Experimental demonstration of high-amplitude thermoacoustic instabilities under transcritical temperature conditions in a standing-wave device

Several experiments have been carried out at Purdue University’s Maurice J. Zucrow labs to investigate the thermoacoustic response of the refrigerant octafluoropropane (R-218) in its transcritical thermal conditions as the working fluid in a canonical standing-wave thermoacoustic device. Thermoacoustic instabilities were initiated by a microtube heat exchanger that allowed hot fluid and cold fluid to flow radially over either end of the microtube bundle while the working fluid flowed axially through the microtubes.
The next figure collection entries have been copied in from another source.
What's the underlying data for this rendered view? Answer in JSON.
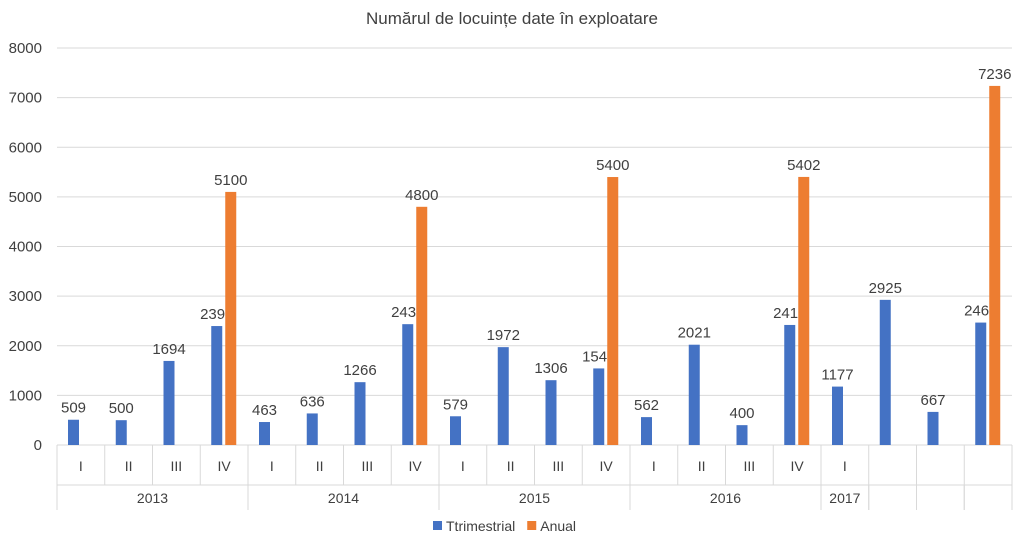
{
  "chart_data": {
    "type": "bar",
    "title": "Numărul de locuințe date în exploatare",
    "xlabel": "",
    "ylabel": "",
    "ylim": [
      0,
      8000
    ],
    "yticks": [
      "0",
      "1000",
      "2000",
      "3000",
      "4000",
      "5000",
      "6000",
      "7000",
      "8000"
    ],
    "grid": true,
    "legend_position": "bottom",
    "categories": [
      "I",
      "II",
      "III",
      "IV",
      "I",
      "II",
      "III",
      "IV",
      "I",
      "II",
      "III",
      "IV",
      "I",
      "II",
      "III",
      "IV",
      "I",
      "",
      "",
      ""
    ],
    "groups": [
      {
        "label": "2013",
        "span": 4
      },
      {
        "label": "2014",
        "span": 4
      },
      {
        "label": "2015",
        "span": 4
      },
      {
        "label": "2016",
        "span": 4
      },
      {
        "label": "2017",
        "span": 1
      },
      {
        "label": "",
        "span": 1
      },
      {
        "label": "",
        "span": 1
      },
      {
        "label": "",
        "span": 1
      }
    ],
    "series": [
      {
        "name": "Ttrimestrial",
        "color": "#4472C4",
        "values": [
          509,
          500,
          1694,
          2397,
          463,
          636,
          1266,
          2435,
          579,
          1972,
          1306,
          1543,
          562,
          2021,
          400,
          2419,
          1177,
          2925,
          667,
          2467
        ]
      },
      {
        "name": "Anual",
        "color": "#ED7D31",
        "values": [
          null,
          null,
          null,
          5100,
          null,
          null,
          null,
          4800,
          null,
          null,
          null,
          5400,
          null,
          null,
          null,
          5402,
          null,
          null,
          null,
          7236
        ]
      }
    ]
  }
}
Parametric studies were conducted in which the bulk pressure, temperature difference, resonator length, and resonator diameter were varied and the effects of each of these parameters on the thermoacoustic response are discussed. Additionally, the impact of viscous losses due to flow turning are assessed. The fluid achieved pressure amplitudes as high as 690 kPa with a bulk pressure of 1.3 times the fluid’s critical pressure (3.43 MPa) and a temperature difference, ΔT = Thot −Tcold, of 150 K. To the author’s knowledge, this is the highest ever thermoacoustic pressure amplitude achieved in a non-reacting flow at this ΔT range and is attributed to the strong density variations near the critical point of the working fluid. Finally, the feasibility for energy extraction is assessed in a set of tests which characterized the ability of the working fluid to pump itself through a recirculation line with check valves. This set of tests showed that the working fluid was able to create self-sustained circulation by inducing a pressure differential across the check valves with the thermoacoustic response. This circulation was induced while still maintaining a significant pressure amplitude, demonstrating promising results as a feasible method for energy extraction and waste heat removal.